Far call into __USER32_CS from 64-bit code on Linux

Question

Recently I realized that you can do this in 64-bit code:

  const size_t kLowStackSize = 1024UL * 1024UL * 4UL;
  void *low_stack = mmap(NULL, kLowStackSize, PROT_READ | PROT_WRITE,
      MAP_PRIVATE | MAP_ANONYMOUS | MAP_32BIT, -1, 0);
  struct __attribute__((packed, aligned(16))) {
    int32_t address;
    int16_t segment;
  } target = {(uint32_t) (uint64_t) code, 0x23};
  asm volatile(
      "mov %%rsp, %%r8\n"
      "mov %[stack], %%rsp\n"
      "push %%r8\n"
      "lcall *(%[target])\n"
      "pop %%rsp"
      :
      : [stack] "r" (low_stack + kLowStackSize), [target] "r" (&target)
      : "r8");

where code points to a piece of 32-bit code located on an executable page in the lower 4GiB of the address space, and 0x23 is the value of the __USER32_CS segment selector in Linux's x86 headers. I don't know whether the attributes are necessary for the jump target, but I added the for good measure. Of course, to make the far return possible this calling code itself must be located somewhere in the lower 4 GiB of the virtual address space. I found that placing it into main is sufficient.

I understand this is mostly useless (there are no 32-bit libraries loaded, the calling conventions are different, etc.) and prone to breakage (the value of __USER32_CS is not part of Linux's userspace-facing API).

My question: Is there a simple way to demonstrate the the target of the call is indeed executed in 32-bit mode? Are the any practical uses (existing software of libraries leveraging it, or at least not-so-impractical possibilites) for this kind of call?

Answer 1

In x86, the 32bit and 64bit instruction encodings are mostly identical.

The big exception to that are the 16 single-byte INC and DEC instruction opcodes. These 16 bytes, in 64bit mode, have been repurposed into the REX prefix family, which allows to specify 64bit operand size as well as the usage of the new registers in 64bit mode.
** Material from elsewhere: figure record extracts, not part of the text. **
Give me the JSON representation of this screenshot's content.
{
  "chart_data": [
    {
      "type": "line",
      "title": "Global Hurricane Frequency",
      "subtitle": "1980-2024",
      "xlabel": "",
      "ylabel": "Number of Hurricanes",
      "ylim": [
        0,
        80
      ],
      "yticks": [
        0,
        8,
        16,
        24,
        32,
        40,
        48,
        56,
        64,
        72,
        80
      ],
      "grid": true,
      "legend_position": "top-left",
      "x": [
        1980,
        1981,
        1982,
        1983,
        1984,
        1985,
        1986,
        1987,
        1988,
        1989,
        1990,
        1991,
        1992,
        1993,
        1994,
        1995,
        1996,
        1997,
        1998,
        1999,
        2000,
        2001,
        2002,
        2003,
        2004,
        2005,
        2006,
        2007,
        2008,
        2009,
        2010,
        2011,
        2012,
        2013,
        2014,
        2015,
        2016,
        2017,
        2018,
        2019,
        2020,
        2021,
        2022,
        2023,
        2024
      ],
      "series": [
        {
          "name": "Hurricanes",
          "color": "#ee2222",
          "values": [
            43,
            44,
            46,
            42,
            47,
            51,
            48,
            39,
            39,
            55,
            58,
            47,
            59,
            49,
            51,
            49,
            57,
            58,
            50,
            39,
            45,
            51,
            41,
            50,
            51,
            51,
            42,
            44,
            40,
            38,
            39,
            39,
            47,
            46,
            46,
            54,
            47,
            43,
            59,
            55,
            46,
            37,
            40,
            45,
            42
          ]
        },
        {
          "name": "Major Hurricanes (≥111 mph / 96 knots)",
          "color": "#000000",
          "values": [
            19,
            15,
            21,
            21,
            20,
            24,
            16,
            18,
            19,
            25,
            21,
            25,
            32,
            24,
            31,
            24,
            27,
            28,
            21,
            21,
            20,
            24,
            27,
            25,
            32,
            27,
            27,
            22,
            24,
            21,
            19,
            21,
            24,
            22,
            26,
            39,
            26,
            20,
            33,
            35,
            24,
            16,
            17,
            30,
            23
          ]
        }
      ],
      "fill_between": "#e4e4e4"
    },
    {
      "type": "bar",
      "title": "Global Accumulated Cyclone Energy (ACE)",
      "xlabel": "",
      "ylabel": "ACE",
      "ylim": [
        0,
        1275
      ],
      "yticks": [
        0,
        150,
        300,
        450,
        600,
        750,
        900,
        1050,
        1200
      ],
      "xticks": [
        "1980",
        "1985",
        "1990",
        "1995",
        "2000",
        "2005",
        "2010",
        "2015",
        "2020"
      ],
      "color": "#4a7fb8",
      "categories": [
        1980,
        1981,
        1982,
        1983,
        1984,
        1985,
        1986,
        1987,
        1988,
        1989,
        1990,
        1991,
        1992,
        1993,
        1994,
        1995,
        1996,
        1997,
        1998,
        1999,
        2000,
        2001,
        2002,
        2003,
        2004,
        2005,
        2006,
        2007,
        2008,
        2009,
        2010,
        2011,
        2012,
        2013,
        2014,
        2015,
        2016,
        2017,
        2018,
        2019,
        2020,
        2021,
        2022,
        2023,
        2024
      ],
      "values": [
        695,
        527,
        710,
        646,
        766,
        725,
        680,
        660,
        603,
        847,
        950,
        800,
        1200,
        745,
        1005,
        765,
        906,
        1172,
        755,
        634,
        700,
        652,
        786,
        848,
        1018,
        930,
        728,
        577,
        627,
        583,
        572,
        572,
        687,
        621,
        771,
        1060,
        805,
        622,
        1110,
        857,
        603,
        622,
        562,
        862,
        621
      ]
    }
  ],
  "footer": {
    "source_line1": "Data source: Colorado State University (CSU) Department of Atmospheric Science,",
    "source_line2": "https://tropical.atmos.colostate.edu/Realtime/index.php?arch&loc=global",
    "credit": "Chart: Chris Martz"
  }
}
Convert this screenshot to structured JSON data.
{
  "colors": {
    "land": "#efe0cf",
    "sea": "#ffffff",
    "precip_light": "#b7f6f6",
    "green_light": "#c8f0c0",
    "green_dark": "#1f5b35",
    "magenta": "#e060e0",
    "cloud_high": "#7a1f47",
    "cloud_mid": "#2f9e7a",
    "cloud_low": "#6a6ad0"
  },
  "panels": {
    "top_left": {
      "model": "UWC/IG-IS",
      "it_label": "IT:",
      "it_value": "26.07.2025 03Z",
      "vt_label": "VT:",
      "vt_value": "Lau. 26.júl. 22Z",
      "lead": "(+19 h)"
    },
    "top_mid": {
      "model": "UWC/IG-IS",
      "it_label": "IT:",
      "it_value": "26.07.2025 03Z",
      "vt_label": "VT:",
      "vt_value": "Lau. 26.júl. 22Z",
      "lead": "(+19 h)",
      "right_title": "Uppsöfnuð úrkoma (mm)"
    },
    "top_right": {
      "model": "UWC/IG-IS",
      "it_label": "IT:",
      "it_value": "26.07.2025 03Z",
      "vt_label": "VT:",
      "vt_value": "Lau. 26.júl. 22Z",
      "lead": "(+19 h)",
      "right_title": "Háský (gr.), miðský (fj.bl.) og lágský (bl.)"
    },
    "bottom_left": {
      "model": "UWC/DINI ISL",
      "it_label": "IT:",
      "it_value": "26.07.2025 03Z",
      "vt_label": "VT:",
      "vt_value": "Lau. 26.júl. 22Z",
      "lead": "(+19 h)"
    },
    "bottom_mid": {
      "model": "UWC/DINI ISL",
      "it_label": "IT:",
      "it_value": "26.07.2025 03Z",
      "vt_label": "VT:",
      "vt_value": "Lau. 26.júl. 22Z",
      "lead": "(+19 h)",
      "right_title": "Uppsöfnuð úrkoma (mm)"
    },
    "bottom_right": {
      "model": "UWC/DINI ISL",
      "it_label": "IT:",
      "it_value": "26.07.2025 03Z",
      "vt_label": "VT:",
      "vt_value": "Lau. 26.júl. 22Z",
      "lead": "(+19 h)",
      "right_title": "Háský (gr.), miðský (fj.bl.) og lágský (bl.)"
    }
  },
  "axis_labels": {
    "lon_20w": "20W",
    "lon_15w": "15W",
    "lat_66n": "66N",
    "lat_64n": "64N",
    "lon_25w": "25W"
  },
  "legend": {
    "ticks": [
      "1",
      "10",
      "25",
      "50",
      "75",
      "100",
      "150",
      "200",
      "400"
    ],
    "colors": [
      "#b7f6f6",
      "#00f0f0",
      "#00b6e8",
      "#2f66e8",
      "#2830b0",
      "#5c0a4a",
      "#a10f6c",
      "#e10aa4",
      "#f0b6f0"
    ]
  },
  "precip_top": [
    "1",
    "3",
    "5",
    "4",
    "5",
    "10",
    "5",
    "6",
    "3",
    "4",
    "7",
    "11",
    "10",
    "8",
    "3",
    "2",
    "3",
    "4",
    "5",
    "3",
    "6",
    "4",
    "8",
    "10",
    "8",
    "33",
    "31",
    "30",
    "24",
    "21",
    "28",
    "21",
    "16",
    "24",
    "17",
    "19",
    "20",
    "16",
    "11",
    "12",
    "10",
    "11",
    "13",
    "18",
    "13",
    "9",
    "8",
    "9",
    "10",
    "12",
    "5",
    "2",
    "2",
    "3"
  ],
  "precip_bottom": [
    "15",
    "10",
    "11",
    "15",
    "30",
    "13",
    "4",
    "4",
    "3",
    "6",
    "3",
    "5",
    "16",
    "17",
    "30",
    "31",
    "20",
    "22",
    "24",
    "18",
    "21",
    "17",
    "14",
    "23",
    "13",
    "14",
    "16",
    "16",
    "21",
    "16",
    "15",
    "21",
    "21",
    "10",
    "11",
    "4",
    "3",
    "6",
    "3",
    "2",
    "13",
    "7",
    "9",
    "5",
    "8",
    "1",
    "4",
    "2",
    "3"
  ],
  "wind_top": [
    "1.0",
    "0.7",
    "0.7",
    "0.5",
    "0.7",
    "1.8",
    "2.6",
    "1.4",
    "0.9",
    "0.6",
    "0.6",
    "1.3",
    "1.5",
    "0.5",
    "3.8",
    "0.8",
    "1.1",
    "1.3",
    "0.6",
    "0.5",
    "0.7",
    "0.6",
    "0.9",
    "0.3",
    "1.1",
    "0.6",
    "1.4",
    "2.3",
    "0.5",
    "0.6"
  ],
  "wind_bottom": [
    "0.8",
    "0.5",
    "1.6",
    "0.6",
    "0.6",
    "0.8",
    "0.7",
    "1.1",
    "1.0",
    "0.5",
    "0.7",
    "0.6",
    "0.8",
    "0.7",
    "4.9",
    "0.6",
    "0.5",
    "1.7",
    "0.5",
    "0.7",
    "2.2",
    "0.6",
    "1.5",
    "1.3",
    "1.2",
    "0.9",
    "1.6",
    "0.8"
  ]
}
This means 64bit code like:

    xorl %eax, %eax
    .byte 0x48, 0xff, 0xc8
; this is the same as:
;   decq %rax         ; opcode: 0x48 0xff 0xc8
    lret $0

is valid 32bit code but will there be executed as:

    xorl %eax, %eax
    decl %eax         ; opcode: 0x48
    decl %eax         ; opcode: 0xff 0xc8
    lret $0

So you can ljmp to this piece of code, and test the (32bit) return value; it'll be -1 if executed in 64bit mode but -2 if executed in 32bit mode.

I do not know what the preconditions for far returns from 32bit to 64bit mode are. I suspect you might have to set up both a "low mem" 64bit stack pointer to start with as well as a low-mem 64bit code address "trampoline" (so that both the return EIP and return ESP in the far call frame are 32bit values).